BMMSCs were prepared as previously described [9, 11, 12] and the cells were prepared in cell processing center of Translational Research Informatics Center in Foundation for Biomedical Research and Innovation that was compliant with Good Manufacturing Practice guidelines. In brief, 1 month before the periodontal surgery, autogenous MSCs were harvested by aspirating the iliac bone marrow from each subject. Base media and low-glucose Dulbecco's modified Eagle medium containing growth supplements (50 mL serum, 10 mL 200 mM L-glutamine, and 0.5 mL penicillin-streptomycin mixture containing 25 IU penicillin and 25 μg streptomycin) were purchased from Cambrex (Walkersville, MD). The supplements used to induce osteogenesis (dexamethasone, sodium β-glycerophosphate, and L-ascorbic acid 2-phosphate) were bought from Sigma Chemical (St Louis, MO). The presence of osteoblast-like cells was confirmed by measuring alkaline phosphatase (ALP) activity.

2.3. Preparation of Platelet-Rich Plasma (PRP)

Total hemocyte count was determined during the preoperative hematologic assessment, whereas a blood sample was obtained 1 day before the surgery. The blood was collected under sterile conditions in a bag containing anticoagulant citrate. The blood was centrifuged to separate the yellow plasma containing the platelets and the buffy coat containing the leukocytes. The plasma was centrifuged to consolidate the platelets into a pellet. The platelet-poor plasma and the plasma supernatant were discarded.
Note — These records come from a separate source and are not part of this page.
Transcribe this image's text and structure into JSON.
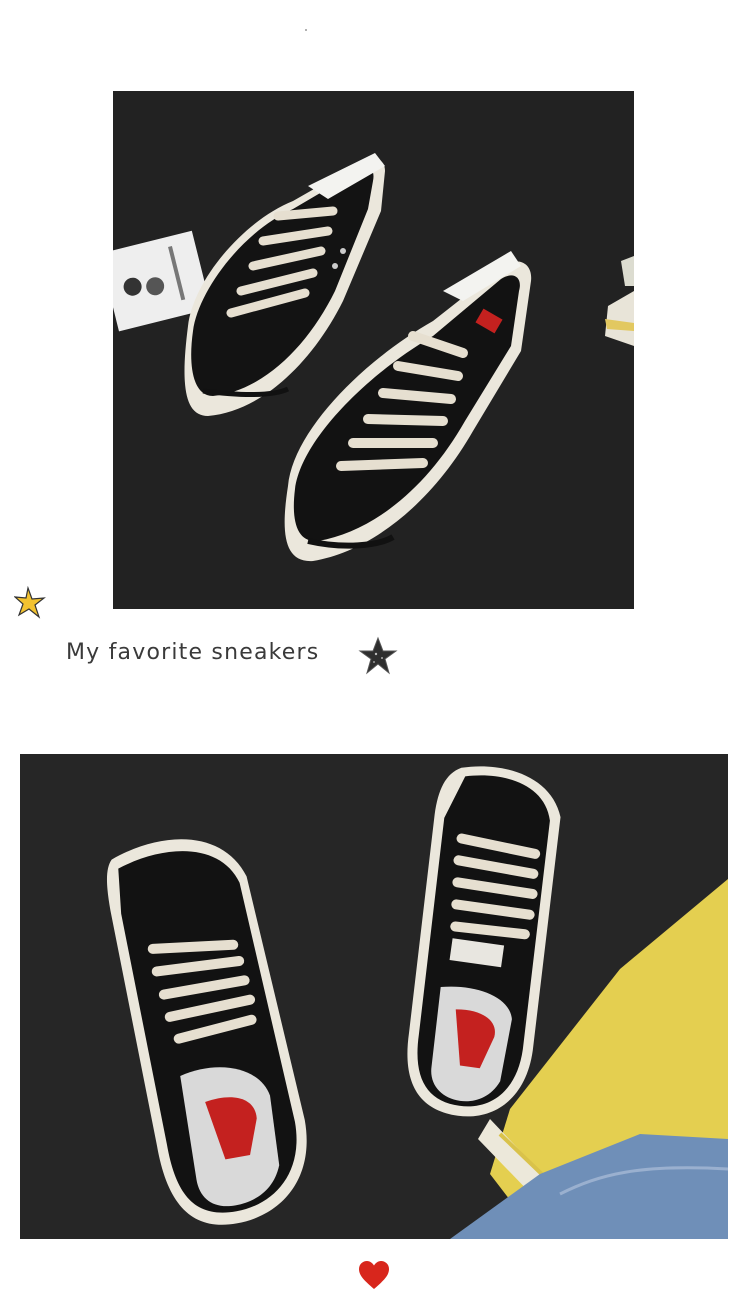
{
  "caption": {
    "text": "My favorite sneakers"
  },
  "icons": {
    "left_star": "gold-star-icon",
    "caption_star": "glitter-star-icon",
    "bottom_heart": "heart-icon"
  },
  "colors": {
    "shoe_canvas": "#111111",
    "shoe_sole": "#efebe0",
    "laces": "#e6dfd0",
    "background": "#232323",
    "insole_red": "#c4211f",
    "sweater_yellow": "#e4cf50",
    "denim": "#6f8fb8",
    "heart": "#d8261c",
    "gold_star": "#f2c230"
  }
}
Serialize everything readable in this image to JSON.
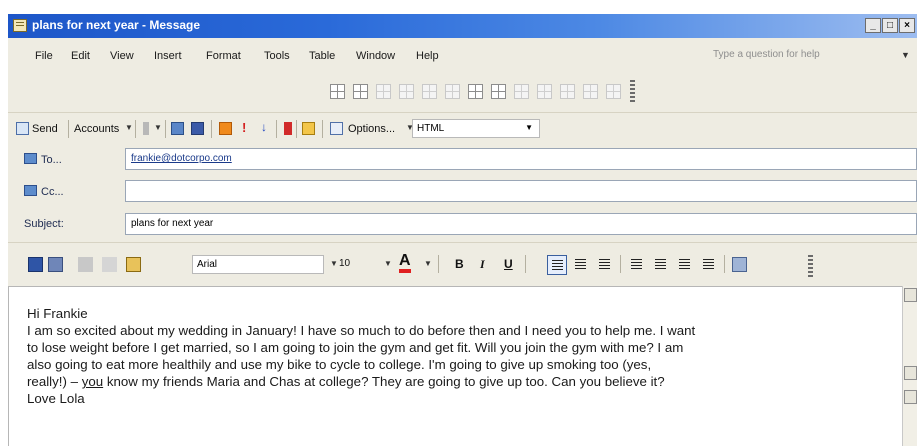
{
  "window": {
    "title": "plans for next year - Message",
    "controls": [
      "_",
      "□",
      "×"
    ]
  },
  "menu": {
    "items": [
      "File",
      "Edit",
      "View",
      "Insert",
      "Format",
      "Tools",
      "Table",
      "Window",
      "Help"
    ],
    "help_placeholder": "Type a question for help"
  },
  "send_toolbar": {
    "send_label": "Send",
    "accounts_label": "Accounts",
    "importance_high": "!",
    "importance_low": "↓",
    "options_label": "Options...",
    "format_value": "HTML"
  },
  "headers": {
    "to_label": "To...",
    "to_value": "frankie@dotcorpo.com",
    "cc_label": "Cc...",
    "cc_value": "",
    "subject_label": "Subject:",
    "subject_value": "plans for next year"
  },
  "format_toolbar": {
    "font_value": "Arial",
    "size_value": "10",
    "font_color_glyph": "A",
    "bold_glyph": "B",
    "italic_glyph": "I",
    "underline_glyph": "U"
  },
  "message": {
    "lines": [
      "Hi Frankie",
      "I am so excited about my wedding in January! I have so much to do before then and I need you to help me. I want",
      "to lose weight before I get married, so I am going to join the gym and get fit. Will you join the gym with me? I am",
      "also going to eat more healthily and use my bike to cycle to college. I'm going to give up smoking too (yes,"
    ],
    "line5_a": "really!) – ",
    "line5_u": "you",
    "line5_b": " know my friends Maria and Chas at college? They are going to give up too. Can you believe it?",
    "signoff": "Love Lola"
  },
  "colors": {
    "title_bar": "#2a6ad9",
    "toolbar_bg": "#eeece2",
    "link": "#1a3a8a"
  }
}
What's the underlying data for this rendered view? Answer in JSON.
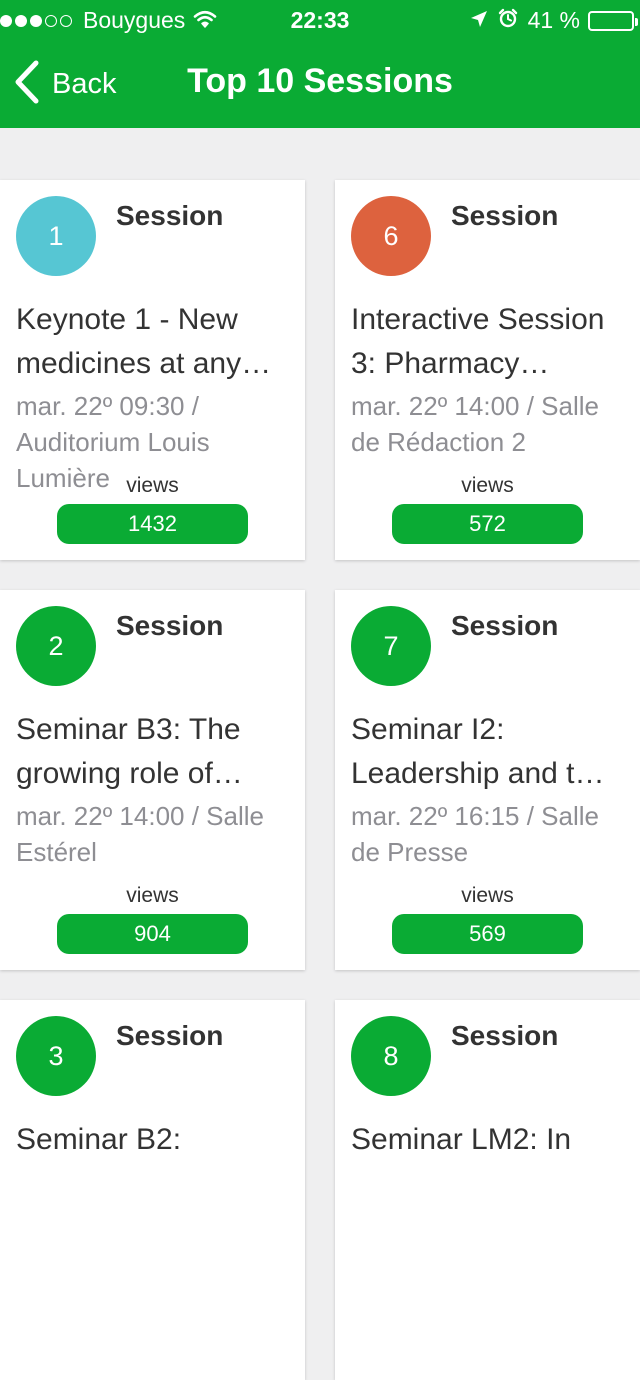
{
  "status_bar": {
    "carrier": "Bouygues",
    "time": "22:33",
    "battery_percent": "41 %",
    "battery_level": 0.41,
    "signal_bars_filled": 3,
    "signal_bars_total": 5,
    "icons": [
      "wifi-icon",
      "location-arrow-icon",
      "alarm-clock-icon",
      "battery-icon"
    ]
  },
  "nav": {
    "back_label": "Back",
    "title": "Top 10 Sessions",
    "back_icon": "chevron-left-icon"
  },
  "colors": {
    "brand_green": "#0aab34",
    "rank_1": "#56c6d3",
    "rank_6": "#dd623e",
    "rank_default": "#0aab34"
  },
  "cards": [
    {
      "rank": "1",
      "kind": "Session",
      "title": "Keynote 1 - New medicines at any…",
      "meta": "mar. 22º 09:30 / Auditorium Louis Lumière",
      "views_label": "views",
      "views": "1432",
      "color": "#56c6d3"
    },
    {
      "rank": "6",
      "kind": "Session",
      "title": "Interactive Session 3: Pharmacy…",
      "meta": "mar. 22º 14:00 / Salle de Rédaction 2",
      "views_label": "views",
      "views": "572",
      "color": "#dd623e"
    },
    {
      "rank": "2",
      "kind": "Session",
      "title": "Seminar B3: The growing role of…",
      "meta": "mar. 22º 14:00 / Salle Estérel",
      "views_label": "views",
      "views": "904",
      "color": "#0aab34"
    },
    {
      "rank": "7",
      "kind": "Session",
      "title": "Seminar I2: Leadership and t…",
      "meta": "mar. 22º 16:15 / Salle de Presse",
      "views_label": "views",
      "views": "569",
      "color": "#0aab34"
    },
    {
      "rank": "3",
      "kind": "Session",
      "title": "Seminar B2:",
      "meta": "",
      "views_label": "",
      "views": "",
      "color": "#0aab34"
    },
    {
      "rank": "8",
      "kind": "Session",
      "title": "Seminar LM2: In",
      "meta": "",
      "views_label": "",
      "views": "",
      "color": "#0aab34"
    }
  ]
}
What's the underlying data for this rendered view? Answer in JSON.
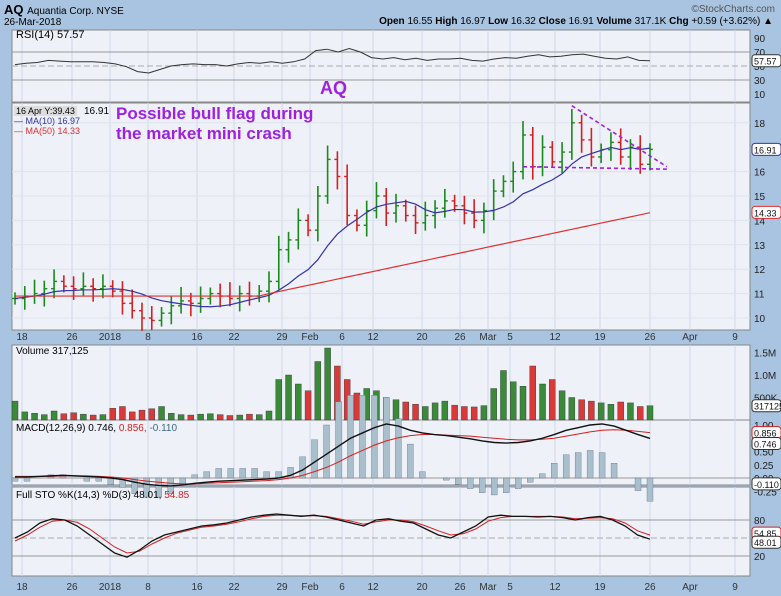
{
  "header": {
    "symbol": "AQ",
    "company": "Aquantia Corp. NYSE",
    "date": "26-Mar-2018",
    "brand": "©StockCharts.com",
    "open_label": "Open",
    "open": "16.55",
    "high_label": "High",
    "high": "16.97",
    "low_label": "Low",
    "low": "16.32",
    "close_label": "Close",
    "close": "16.91",
    "volume_label": "Volume",
    "volume": "317.1K",
    "chg_label": "Chg",
    "chg": "+0.59 (+3.62%)"
  },
  "annotations": {
    "ticker": "AQ",
    "note_line1": "Possible bull flag during",
    "note_line2": "the market mini crash",
    "cursor": "16 Apr Y:39.43",
    "last": "16.91"
  },
  "legends": {
    "rsi": "RSI(14) 57.57",
    "ma10": "MA(10) 16.97",
    "ma50": "MA(50) 14.33",
    "volume": "Volume 317,125",
    "macd_a": "MACD(12,26,9) 0.746,",
    "macd_b": "0.856,",
    "macd_c": "-0.110",
    "sto_a": "Full STO %K(14,3) %D(3) 48.01,",
    "sto_b": "54.85"
  },
  "colors": {
    "up": "#1a8a1a",
    "down": "#d42020",
    "ma10": "#3333aa",
    "ma50": "#e03030",
    "annot": "#a020e0"
  },
  "chart_data": {
    "type": "line",
    "title": "AQ Aquantia Corp. NYSE daily",
    "x_labels": [
      "18",
      "26",
      "2018",
      "8",
      "16",
      "22",
      "29",
      "Feb",
      "6",
      "12",
      "20",
      "26",
      "Mar",
      "5",
      "12",
      "19",
      "26",
      "Apr",
      "9"
    ],
    "closes": [
      10.8,
      10.9,
      11.0,
      11.2,
      11.5,
      11.3,
      11.2,
      11.3,
      11.2,
      11.3,
      11.1,
      10.6,
      10.3,
      10.0,
      9.9,
      10.2,
      10.5,
      10.7,
      10.6,
      10.8,
      11.0,
      10.9,
      10.8,
      11.0,
      10.9,
      11.1,
      11.5,
      12.8,
      13.2,
      14.0,
      13.6,
      15.0,
      16.5,
      15.8,
      14.2,
      13.8,
      14.4,
      15.0,
      14.3,
      14.6,
      14.2,
      13.9,
      14.2,
      14.5,
      14.8,
      14.6,
      14.3,
      14.0,
      14.4,
      15.2,
      15.6,
      16.0,
      17.5,
      16.2,
      17.0,
      16.4,
      16.8,
      18.0,
      17.3,
      16.6,
      16.9,
      17.2,
      16.6,
      17.0,
      16.3,
      16.91
    ],
    "volume_k": [
      420,
      180,
      150,
      120,
      200,
      140,
      160,
      130,
      110,
      120,
      260,
      300,
      180,
      220,
      250,
      300,
      150,
      120,
      110,
      130,
      140,
      120,
      100,
      110,
      130,
      120,
      200,
      900,
      1000,
      800,
      650,
      1300,
      1600,
      1200,
      900,
      600,
      700,
      650,
      500,
      450,
      400,
      350,
      300,
      380,
      420,
      330,
      300,
      290,
      320,
      700,
      1100,
      850,
      750,
      1200,
      800,
      900,
      650,
      500,
      450,
      420,
      380,
      350,
      400,
      380,
      300,
      317
    ],
    "rsi": [
      52,
      54,
      55,
      58,
      57,
      56,
      56,
      56,
      55,
      53,
      49,
      42,
      40,
      45,
      50,
      52,
      53,
      52,
      52,
      50,
      53,
      55,
      54,
      56,
      54,
      56,
      60,
      72,
      74,
      70,
      75,
      70,
      62,
      60,
      62,
      59,
      61,
      58,
      60,
      60,
      61,
      58,
      57,
      60,
      62,
      61,
      64,
      66,
      63,
      64,
      66,
      67,
      64,
      61,
      60,
      63,
      58,
      57.57
    ],
    "macd": [
      0.02,
      0.02,
      0.03,
      0.04,
      0.05,
      0.04,
      0.03,
      0.02,
      0.0,
      -0.03,
      -0.08,
      -0.12,
      -0.14,
      -0.15,
      -0.13,
      -0.1,
      -0.08,
      -0.06,
      -0.05,
      -0.04,
      -0.03,
      -0.02,
      0.0,
      0.05,
      0.15,
      0.3,
      0.45,
      0.6,
      0.75,
      0.85,
      0.95,
      1.02,
      0.98,
      0.9,
      0.85,
      0.82,
      0.8,
      0.77,
      0.74,
      0.7,
      0.67,
      0.66,
      0.67,
      0.7,
      0.75,
      0.82,
      0.9,
      0.95,
      1.0,
      1.02,
      0.98,
      0.9,
      0.82,
      0.746
    ],
    "macd_signal": [
      0.03,
      0.03,
      0.03,
      0.03,
      0.04,
      0.04,
      0.04,
      0.03,
      0.02,
      0.0,
      -0.03,
      -0.06,
      -0.08,
      -0.1,
      -0.11,
      -0.11,
      -0.1,
      -0.09,
      -0.08,
      -0.07,
      -0.06,
      -0.05,
      -0.03,
      0.0,
      0.05,
      0.12,
      0.2,
      0.3,
      0.42,
      0.52,
      0.62,
      0.7,
      0.76,
      0.8,
      0.82,
      0.82,
      0.81,
      0.8,
      0.79,
      0.77,
      0.75,
      0.73,
      0.72,
      0.72,
      0.73,
      0.75,
      0.79,
      0.83,
      0.87,
      0.9,
      0.91,
      0.9,
      0.88,
      0.856
    ],
    "sto_k": [
      50,
      60,
      75,
      82,
      80,
      70,
      55,
      40,
      25,
      18,
      30,
      45,
      55,
      60,
      65,
      70,
      72,
      75,
      80,
      85,
      88,
      90,
      88,
      86,
      88,
      85,
      80,
      75,
      70,
      80,
      82,
      78,
      75,
      65,
      55,
      50,
      60,
      70,
      85,
      88,
      86,
      86,
      85,
      86,
      84,
      80,
      84,
      86,
      80,
      70,
      55,
      48.01
    ],
    "sto_d": [
      45,
      55,
      68,
      78,
      80,
      76,
      65,
      50,
      35,
      25,
      28,
      40,
      50,
      58,
      63,
      68,
      70,
      73,
      77,
      82,
      86,
      88,
      88,
      87,
      87,
      86,
      82,
      78,
      73,
      77,
      80,
      80,
      77,
      70,
      62,
      55,
      57,
      65,
      78,
      84,
      86,
      86,
      86,
      86,
      85,
      82,
      83,
      84,
      82,
      75,
      62,
      54.85
    ],
    "y_ticks_price": [
      "18",
      "16",
      "15",
      "14",
      "13",
      "12",
      "11",
      "10"
    ],
    "y_ticks_rsi": [
      "90",
      "70",
      "50",
      "30",
      "10"
    ],
    "y_ticks_volume": [
      "1.5M",
      "1.0M",
      "500K"
    ],
    "y_ticks_macd": [
      "1.00",
      "0.75",
      "0.50",
      "0.25",
      "0.00",
      "-0.25"
    ],
    "y_ticks_sto": [
      "80",
      "50",
      "20"
    ],
    "tags": {
      "price": "16.91",
      "ma50": "14.33",
      "rsi": "57.57",
      "volume": "317125",
      "macd": "0.746",
      "signal": "0.856",
      "hist": "-0.110",
      "k": "48.01",
      "d": "54.85"
    }
  }
}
The pellet of platelets and buffy coat/plasma fraction were resuspended into the remaining plasma used to prepare a platelet gel.

2.4. Cell Transplantation

The clinical trial was conducted according to the schedule shown in Figure 1. Before the surgery, each subject rinsed their mouth with 0.2% chlorhexidine solution. Then, the surgery was initiated under local anesthesia with xylocaine adrenaline 2% (Astra). To avoid interactions from the xylocaine, the injection was given at about a tooth's width. After making the pocket and releasing incisions, the full-thickness flap was elevated on both the buccal and lingual aspects, and the inner epithelium of the flap was removed. The granulation tissue was thoroughly removed in the area of the bone defect, and the tooth root was planned to smoothen the surface. No bone recontouring was performed. The mixture of BMMSCs and PRP, combined with human thrombin (5,000 units) dissolved in 10% calcium chloride, was perfused in a 3D woven-fabric composed of poly-L-lactic acid resin fibers [14], which was then placed around the tooth root. The flap was repositioned and the wound was closed by a suture. The suture was removed after 2 weeks. The subjects were instructed to rinse their mouth using solution of chlorhexidine digluconate three times a day. No mechanical cleaning was allowed on the surgical site during the first 4 weeks after surgery. After this period, professional mechanical tooth cleaning was performed once every 2 months.

Figure 1

Treatment schedule.

2.5. Clinical Evaluation

The primary endpoints of this study were the clinical attachment level (CAL) and pocket depth (PD). CAL or PD were measured at each follow-up visit (postoperative 6-, 12-, 24-, and 36-month time-points), and the changes were calculated relative to the pretreatment measurements. The median of five measurements on each tooth was used for the efficacy analysis. Clinical mobility was based on the Periotest value, which was measured three times at the center of the buccal aspect of the tooth, and the mean was used in the analysis. Postoperative changes in vertical bone defects were assessed by X-rays at each follow-up visit (postoperative 1-, 2-, 3-, 4-, 6-, 12-, 24-, and 36-month time-points)and defined as the linear bone growth (LBG). The postoperative depth of the intrabony defect was calculated from the distance between the apex and cementoenamel junction on the preoperative and postoperative radiographs at the same magnification.

2.6. Safety Evaluation

Each follow-up visit included a medical exam of the entire body and oral cavity (postoperative 1- and 2-week and 6-, 12-, 24-, and 36-month time-points) as well as laboratory tests of blood and urine samples (postoperative 6-, 24-, and 36-month time-points). Adverse events were documented and analyzed for any temporal relationship with the surgical procedure and/or scaffold.

2.7. Statistical Analysis

The changes in CAL, PD, the depth of the intrabony defect, and clinical mobility before and after implantation were analyzed using a linear mixed model assuming a compound symmetry covariance structure. Multiple comparisons by the Dunnett-Hsu method were performed at each follow-up time-point using the preoperative value as the control.

3. Results

3.1. Transplantation of the BMMSCs-PRP/3D Woven-Fabric Composite Scaffold Gel

A total of 10 patients (three males and seven females; mean age: 48.4 years) completed the standard periodontal therapy and were enrolled in the study. The intrabony defects included one-wall defects at three sites, two-wall defects at six sites, and three-wall defects at one site.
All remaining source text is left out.